It's understandable. Gragg has watched plenty of football games from Razorback Stadium. None have been from the visiting athletic director's box, though.
"I have to prepare myself for that," Gragg said Tuesday. "I've only gone in there to greet people in the past, so watching a game up there will be different."
It's homecoming for the Razorbacks, so it's only fitting Arkansas' athletic department will welcome back a familiar face. Gragg was part of Arkansas' athletic department from 2000-06, working as the senior associate athletic director under Frank Broyles. He earned his doctorate in higher education administration from Arkansas in 2004, too.
Gragg is now in his fourth year at Eastern Michigan, in charge of a program that has 21 sports, more than 550 athletes and an annual budget of roughly $17 million. It's his first stint as a program head after working in athletic departments at Arkansas, Michigan and Missouri.
"They always say the big chair is a lot different than the chair next to the big chair," Gragg said. "That's one of my things. When you're the key decision maker on a lot of these things, you have to be very meticulous."

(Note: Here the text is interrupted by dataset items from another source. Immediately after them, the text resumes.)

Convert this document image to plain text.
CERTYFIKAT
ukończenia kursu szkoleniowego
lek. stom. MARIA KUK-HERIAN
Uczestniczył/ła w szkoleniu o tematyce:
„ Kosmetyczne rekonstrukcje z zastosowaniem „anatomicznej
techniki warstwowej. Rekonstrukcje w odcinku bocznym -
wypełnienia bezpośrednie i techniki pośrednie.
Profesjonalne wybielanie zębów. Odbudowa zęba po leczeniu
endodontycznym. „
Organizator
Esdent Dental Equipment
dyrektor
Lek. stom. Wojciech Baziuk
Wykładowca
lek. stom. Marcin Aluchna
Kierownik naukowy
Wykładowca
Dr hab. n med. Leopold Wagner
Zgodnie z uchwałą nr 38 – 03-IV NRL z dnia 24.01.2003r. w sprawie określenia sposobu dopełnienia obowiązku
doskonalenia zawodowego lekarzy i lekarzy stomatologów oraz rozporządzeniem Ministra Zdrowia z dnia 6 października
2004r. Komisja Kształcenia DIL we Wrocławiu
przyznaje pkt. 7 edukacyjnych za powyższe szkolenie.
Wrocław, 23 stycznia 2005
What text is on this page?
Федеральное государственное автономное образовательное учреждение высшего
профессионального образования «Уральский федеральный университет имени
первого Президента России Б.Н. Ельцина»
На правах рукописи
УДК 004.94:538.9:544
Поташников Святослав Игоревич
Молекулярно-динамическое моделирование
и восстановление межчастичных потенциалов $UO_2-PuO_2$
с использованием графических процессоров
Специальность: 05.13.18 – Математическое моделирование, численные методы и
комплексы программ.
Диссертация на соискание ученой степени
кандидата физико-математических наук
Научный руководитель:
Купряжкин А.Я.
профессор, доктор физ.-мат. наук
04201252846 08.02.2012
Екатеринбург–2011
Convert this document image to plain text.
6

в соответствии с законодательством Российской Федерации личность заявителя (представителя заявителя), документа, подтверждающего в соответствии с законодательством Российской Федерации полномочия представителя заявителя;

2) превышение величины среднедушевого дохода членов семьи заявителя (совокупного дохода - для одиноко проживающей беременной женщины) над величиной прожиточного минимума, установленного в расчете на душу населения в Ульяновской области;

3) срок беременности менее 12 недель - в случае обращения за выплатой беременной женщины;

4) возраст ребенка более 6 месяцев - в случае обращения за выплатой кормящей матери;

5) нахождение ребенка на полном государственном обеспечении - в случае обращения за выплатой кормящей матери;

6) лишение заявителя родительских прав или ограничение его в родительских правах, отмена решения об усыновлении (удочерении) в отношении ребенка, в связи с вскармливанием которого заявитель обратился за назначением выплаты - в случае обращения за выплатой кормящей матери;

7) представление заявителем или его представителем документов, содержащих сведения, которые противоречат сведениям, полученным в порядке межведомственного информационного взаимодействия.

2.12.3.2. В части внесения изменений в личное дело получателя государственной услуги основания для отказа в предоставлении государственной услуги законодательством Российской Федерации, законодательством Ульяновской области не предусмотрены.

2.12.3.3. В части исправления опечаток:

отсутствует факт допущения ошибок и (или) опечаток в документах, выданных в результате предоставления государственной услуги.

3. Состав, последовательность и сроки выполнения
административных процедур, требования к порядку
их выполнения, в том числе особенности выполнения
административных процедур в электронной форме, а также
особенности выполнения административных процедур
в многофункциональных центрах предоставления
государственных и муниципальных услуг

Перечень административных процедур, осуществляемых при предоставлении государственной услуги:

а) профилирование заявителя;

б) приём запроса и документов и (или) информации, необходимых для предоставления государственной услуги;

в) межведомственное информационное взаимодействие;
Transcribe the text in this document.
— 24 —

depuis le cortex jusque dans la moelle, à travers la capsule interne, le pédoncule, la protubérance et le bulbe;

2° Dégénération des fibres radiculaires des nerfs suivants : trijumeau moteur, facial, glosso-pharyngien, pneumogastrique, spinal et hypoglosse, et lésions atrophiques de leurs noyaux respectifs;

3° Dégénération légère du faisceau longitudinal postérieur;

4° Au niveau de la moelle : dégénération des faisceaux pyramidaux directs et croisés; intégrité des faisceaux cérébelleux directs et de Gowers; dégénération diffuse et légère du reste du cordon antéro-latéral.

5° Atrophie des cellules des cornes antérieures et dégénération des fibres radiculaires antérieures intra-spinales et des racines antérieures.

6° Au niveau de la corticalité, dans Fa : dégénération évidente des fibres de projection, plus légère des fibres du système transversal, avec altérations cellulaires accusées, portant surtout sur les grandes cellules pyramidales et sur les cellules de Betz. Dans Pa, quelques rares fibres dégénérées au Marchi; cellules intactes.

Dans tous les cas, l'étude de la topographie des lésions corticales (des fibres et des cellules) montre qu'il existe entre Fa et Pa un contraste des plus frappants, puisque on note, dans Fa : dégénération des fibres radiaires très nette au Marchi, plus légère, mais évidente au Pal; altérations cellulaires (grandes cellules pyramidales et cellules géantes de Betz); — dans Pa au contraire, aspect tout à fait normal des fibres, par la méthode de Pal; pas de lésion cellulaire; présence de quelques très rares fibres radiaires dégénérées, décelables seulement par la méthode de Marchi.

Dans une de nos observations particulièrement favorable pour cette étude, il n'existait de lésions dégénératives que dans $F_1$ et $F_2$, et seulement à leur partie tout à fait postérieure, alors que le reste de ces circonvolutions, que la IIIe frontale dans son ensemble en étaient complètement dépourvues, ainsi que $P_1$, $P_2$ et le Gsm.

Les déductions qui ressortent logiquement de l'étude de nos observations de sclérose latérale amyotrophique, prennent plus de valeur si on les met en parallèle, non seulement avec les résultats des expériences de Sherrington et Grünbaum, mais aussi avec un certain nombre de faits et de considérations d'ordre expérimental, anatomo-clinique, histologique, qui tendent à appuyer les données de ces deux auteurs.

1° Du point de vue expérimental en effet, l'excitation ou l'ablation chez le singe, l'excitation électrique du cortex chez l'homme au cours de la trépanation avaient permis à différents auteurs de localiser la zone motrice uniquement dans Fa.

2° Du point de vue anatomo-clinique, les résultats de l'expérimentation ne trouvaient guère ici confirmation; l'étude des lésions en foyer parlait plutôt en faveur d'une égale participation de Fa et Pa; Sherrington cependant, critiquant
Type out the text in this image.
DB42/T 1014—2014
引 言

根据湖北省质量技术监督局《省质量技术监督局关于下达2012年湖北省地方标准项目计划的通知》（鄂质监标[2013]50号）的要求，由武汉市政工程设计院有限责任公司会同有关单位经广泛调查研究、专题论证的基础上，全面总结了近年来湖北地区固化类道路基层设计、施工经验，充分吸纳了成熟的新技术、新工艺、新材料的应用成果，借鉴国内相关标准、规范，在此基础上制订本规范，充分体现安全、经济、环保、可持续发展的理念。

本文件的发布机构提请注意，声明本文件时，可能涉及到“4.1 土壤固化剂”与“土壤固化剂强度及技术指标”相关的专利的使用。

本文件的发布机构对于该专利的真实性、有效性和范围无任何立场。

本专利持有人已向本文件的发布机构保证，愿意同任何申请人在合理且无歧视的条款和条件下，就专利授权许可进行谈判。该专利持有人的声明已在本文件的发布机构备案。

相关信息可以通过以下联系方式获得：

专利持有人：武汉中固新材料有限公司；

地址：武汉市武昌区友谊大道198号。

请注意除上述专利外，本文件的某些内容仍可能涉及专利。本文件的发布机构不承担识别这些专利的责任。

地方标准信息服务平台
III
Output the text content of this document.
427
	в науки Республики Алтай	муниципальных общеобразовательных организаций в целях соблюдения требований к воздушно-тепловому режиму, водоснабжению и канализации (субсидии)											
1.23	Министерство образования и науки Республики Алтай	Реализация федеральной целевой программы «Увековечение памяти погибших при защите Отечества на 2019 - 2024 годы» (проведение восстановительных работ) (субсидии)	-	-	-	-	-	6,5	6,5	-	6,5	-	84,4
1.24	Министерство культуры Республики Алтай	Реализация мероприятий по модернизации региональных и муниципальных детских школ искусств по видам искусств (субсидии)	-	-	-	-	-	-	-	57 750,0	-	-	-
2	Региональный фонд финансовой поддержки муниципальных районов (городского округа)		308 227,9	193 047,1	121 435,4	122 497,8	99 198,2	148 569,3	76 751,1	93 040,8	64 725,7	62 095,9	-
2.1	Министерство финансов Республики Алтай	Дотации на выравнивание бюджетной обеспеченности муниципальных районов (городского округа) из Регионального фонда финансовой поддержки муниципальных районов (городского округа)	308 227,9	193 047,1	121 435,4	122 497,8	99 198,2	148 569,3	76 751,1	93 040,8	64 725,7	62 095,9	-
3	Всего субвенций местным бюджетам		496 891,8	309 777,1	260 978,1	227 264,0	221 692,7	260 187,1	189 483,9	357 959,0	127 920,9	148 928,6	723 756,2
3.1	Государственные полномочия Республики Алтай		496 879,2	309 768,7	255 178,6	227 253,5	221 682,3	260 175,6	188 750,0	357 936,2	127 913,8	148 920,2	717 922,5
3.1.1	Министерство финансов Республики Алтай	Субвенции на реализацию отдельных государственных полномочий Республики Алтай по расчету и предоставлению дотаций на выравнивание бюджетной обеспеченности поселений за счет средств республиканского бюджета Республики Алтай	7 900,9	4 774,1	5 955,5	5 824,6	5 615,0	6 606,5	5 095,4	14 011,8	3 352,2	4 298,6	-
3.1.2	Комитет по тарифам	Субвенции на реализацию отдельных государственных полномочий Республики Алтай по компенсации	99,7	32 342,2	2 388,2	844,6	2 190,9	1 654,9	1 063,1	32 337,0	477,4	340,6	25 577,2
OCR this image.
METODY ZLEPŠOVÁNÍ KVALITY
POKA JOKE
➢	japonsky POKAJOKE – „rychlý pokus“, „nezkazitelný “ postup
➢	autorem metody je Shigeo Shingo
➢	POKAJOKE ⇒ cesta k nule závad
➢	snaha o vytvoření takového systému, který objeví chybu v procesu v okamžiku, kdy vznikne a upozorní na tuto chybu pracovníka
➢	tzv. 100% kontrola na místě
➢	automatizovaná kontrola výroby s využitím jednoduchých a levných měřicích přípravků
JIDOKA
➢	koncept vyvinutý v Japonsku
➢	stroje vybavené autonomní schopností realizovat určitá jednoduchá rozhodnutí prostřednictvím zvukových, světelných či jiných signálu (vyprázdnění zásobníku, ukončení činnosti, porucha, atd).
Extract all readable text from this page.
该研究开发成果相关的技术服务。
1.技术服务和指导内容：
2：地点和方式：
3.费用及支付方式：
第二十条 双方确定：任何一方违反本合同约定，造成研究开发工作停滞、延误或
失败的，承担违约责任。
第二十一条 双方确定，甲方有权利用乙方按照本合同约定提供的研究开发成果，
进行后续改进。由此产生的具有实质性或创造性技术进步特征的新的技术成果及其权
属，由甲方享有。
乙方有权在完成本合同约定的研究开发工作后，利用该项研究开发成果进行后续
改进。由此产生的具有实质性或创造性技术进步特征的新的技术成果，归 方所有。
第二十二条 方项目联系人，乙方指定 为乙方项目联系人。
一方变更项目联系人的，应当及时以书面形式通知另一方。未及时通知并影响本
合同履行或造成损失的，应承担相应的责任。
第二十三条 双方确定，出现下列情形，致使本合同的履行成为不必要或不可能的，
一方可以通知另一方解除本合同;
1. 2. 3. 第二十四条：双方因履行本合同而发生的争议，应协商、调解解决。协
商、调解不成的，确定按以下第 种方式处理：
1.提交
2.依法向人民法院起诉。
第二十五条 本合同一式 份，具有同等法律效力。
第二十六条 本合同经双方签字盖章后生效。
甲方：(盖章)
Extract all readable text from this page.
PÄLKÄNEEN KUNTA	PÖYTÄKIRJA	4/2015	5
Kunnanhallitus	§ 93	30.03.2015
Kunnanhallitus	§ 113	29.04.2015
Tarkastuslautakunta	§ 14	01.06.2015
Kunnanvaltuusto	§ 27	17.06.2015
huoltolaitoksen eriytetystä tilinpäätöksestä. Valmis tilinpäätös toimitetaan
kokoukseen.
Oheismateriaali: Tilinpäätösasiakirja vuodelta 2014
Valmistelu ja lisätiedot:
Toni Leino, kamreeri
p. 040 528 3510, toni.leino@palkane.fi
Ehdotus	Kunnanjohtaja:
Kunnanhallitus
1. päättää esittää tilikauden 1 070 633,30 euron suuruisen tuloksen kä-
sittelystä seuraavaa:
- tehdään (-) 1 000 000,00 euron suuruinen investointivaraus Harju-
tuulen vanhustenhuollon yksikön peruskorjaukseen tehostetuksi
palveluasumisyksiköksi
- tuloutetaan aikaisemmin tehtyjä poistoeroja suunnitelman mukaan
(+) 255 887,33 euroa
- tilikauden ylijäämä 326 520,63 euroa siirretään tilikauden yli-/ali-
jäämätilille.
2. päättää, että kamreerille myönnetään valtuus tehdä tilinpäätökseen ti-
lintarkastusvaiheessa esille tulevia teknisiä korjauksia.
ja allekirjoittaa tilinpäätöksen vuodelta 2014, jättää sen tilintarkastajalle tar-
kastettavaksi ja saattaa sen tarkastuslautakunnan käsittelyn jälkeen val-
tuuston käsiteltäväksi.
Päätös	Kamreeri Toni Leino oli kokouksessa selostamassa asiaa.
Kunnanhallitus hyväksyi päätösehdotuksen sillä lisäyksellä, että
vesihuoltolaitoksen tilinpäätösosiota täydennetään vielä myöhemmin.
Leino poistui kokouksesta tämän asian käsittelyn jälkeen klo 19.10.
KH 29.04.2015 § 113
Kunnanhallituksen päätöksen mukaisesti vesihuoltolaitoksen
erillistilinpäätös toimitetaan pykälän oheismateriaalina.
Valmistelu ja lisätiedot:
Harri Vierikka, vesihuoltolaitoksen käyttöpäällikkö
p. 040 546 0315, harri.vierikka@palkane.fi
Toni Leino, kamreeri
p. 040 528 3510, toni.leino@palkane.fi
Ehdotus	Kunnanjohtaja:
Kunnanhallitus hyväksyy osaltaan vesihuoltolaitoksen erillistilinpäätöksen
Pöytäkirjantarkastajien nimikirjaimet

Gragg's Eastern Michigan program has experienced success under his guidance, too. In 2006-07, his first year with Eastern Michigan, the athletic department piled up eight Mid-American Conference championships. The Eagles have 14 conference championships during his tenure.
He said his biggest challenge, though, is improving the school's revenue sports — football and basketball.
Gragg made one of his biggest decisions as an athletic director last season, firing football coach Jeff Genyk and hiring Ron English. The football program hasn't had a winning record since 1995 and is off to an 0-7 start, but English said Gragg understands the building process.
"He's awesome. He's a great AD," English said. "He's fully supportive of the program. He knows where it is and where we're trying to take it. He knows we have a plan to do that.
"He's very smart and he's very knowledgeable. He does things the right way and he has a lot of passion."
The 39-year-old Gragg said they are skills he acquired from the previous stops. He credited Oklahoma athletic director Joe Castiglione and Ohio State athletic director Gene Smith for helping him along the way. Gragg said Broyles was a big influence in his six years at Arkansas, too.
"Arkansas is big-time college athletics," Gragg said. "The things I learned there, from Coach Broyles, watching him be a statesman, a fundraiser, learned how to hire coaches.
"All those types of things that go into running a program like this, I learned a great deal of those things from him."
That also includes Broyles' enthusiasm. Eastern Michigan faces an enormous task this weekend, but Gragg said the Eagles will make the most of the opportunity.
"Our kids, they're resilient. They relish these challenges and they want to prove they belong on the big stage, too," Gragg said. "It's a lot of fun to see it. I know we'll be prepared and the kids will go out there and do the best job that they can possibly do. So will the coaches."